Votives, regardless of origin, share one thing in common: they are left behind. They are physical remnants of a memory – the temporal side of spiritual activity, discarded when the ritual is completed. They are an echo of spiritual act.
Archaeologists and anthropologists have naturally been fascinated by the uncovering of votive objects. Not only do they underscore human activity and presence, but also emphasize the specialness of a location. It is the returning to a place – whether New York City’s Ground Zero, Gettysburg, the Lockerbie crash site of Pan Am Flight 103, or even the statue of Giordano Bruno at Campo di Fiori in Rome – the re-offering of votives continuously restores the sacredness of the location. The pilgrimage, the faith, and the offering – whether it be a curse, a wish or gratitude – refreshes the somber, holy, or magical nature of the location. The votives tell the scientists – and all of us, in a way – look here, this place is important.
The Agents of Faith exhibition at the Bard Graduate Center in New York City explores that very question: the echo of a spiritual act in a moment in time and space. The exhibition explores the common act of faith involved in the construction, use, and discarding of votive offerings. “Encompassing exquisite works of art as well as items of humble origin crafted from modest material,” the exhibition’s promotional materials explain, “more than 300 objects dating from 2000 BC to the twenty-first century are on display. Powerful works from sub-Saharan Africa, Asia, Europe, and the Americas, representing the major world religions, exposes the global nature of votive practices and the profoundly personal nature behind their creation.” The exhibition offers insights into the fears and anxieties of those who crafted the votives and how their act of offering sought to still their worries or show their gratitude.

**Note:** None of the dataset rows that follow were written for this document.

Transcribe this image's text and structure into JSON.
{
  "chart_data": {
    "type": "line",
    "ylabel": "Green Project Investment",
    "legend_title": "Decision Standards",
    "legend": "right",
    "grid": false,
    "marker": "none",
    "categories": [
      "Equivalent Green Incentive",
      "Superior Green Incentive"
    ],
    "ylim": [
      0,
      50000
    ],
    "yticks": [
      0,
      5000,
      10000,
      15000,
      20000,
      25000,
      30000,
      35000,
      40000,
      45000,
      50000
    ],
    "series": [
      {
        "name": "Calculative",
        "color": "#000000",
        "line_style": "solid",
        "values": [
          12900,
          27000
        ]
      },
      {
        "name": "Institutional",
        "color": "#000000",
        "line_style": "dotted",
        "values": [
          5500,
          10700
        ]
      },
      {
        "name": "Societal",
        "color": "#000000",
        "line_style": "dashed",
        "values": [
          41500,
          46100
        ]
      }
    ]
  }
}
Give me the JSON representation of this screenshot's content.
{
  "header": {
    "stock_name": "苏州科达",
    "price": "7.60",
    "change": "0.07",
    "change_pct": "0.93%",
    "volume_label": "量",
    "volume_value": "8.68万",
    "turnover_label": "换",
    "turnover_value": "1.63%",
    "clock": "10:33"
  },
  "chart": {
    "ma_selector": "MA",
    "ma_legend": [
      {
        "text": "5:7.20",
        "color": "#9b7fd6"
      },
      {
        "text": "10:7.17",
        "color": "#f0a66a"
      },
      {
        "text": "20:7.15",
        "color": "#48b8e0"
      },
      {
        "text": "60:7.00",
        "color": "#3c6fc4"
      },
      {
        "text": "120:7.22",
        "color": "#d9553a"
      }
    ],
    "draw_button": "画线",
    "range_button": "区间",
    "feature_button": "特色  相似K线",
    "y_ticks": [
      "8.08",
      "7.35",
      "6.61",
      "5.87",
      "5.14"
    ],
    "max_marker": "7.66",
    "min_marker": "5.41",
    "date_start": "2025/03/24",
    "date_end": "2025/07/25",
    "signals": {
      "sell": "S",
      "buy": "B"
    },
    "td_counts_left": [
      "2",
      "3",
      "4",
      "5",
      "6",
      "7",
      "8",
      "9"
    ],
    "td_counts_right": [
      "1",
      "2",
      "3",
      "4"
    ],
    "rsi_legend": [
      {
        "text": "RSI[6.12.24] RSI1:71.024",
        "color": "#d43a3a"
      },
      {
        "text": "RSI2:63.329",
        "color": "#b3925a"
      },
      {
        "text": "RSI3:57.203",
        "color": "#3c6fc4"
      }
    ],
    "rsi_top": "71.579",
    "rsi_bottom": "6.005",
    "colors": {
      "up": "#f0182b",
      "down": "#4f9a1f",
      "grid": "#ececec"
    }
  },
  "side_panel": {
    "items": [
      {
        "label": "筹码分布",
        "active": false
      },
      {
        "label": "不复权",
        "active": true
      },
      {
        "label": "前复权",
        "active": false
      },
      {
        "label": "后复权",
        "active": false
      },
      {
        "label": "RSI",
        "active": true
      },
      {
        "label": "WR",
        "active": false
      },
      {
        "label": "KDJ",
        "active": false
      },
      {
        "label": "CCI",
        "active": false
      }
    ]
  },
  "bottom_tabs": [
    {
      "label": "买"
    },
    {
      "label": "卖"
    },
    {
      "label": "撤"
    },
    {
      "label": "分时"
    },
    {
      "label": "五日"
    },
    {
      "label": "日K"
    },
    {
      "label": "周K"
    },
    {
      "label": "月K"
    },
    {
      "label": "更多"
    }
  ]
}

While the exhibition does not focus on one particular religion or expression of faith, it presents many objects and ideas that will resonate with Pagans and polytheists. Probably most interesting is the simplicity of many offerings. As the curation of objects demonstrates, the simplest of items can be transformed from mundane to sacred. The most modest of materials, like bits of wood or slivers of metal, can be combined and re-purposed for supplication. The humanity is present in the basic economics of the offering.
While the curators of the exhibition took care to include classical – and somewhat expected – votive objects such as an Etruscan bust of a young man and a painted wooden statue of the Holy Mother and Child, they do not distract from the sacredness of the common items.
What is most striking about the exhibition is how the tradition of votive offerings remains important and speaks to modernity as profoundly as such acts spoke to our ancestors. The supplications and invocations may have changed, but the basic human need to revere a moment and place remain. As the exhibition notes, votive offerings are an enduring tradition independent of faith and culture.
A private collection of items left by migrants at the US-Mexican border are on display, for example. So, too, are items that have been offered at the Vietnam Veteran’s memorial. These are “intensely personal objects preserved by the US National Park Service” that range from simple but meaningful toys to a “custom-built full-sized Harley-Davidson motorcycle left in 1995 on behalf of the people of Wisconsin.”
Like the orchestrations of Pagan ritual, each votive contains meaning to its creator: the divine, the place, the intent, and the memory. Each one is intended to heal across the temporal and across the spiritual.
Agents of Faith: Votive Objects in Time and Place will be on exhibition at the Bard Graduate Center in New York City until January 6, 2019.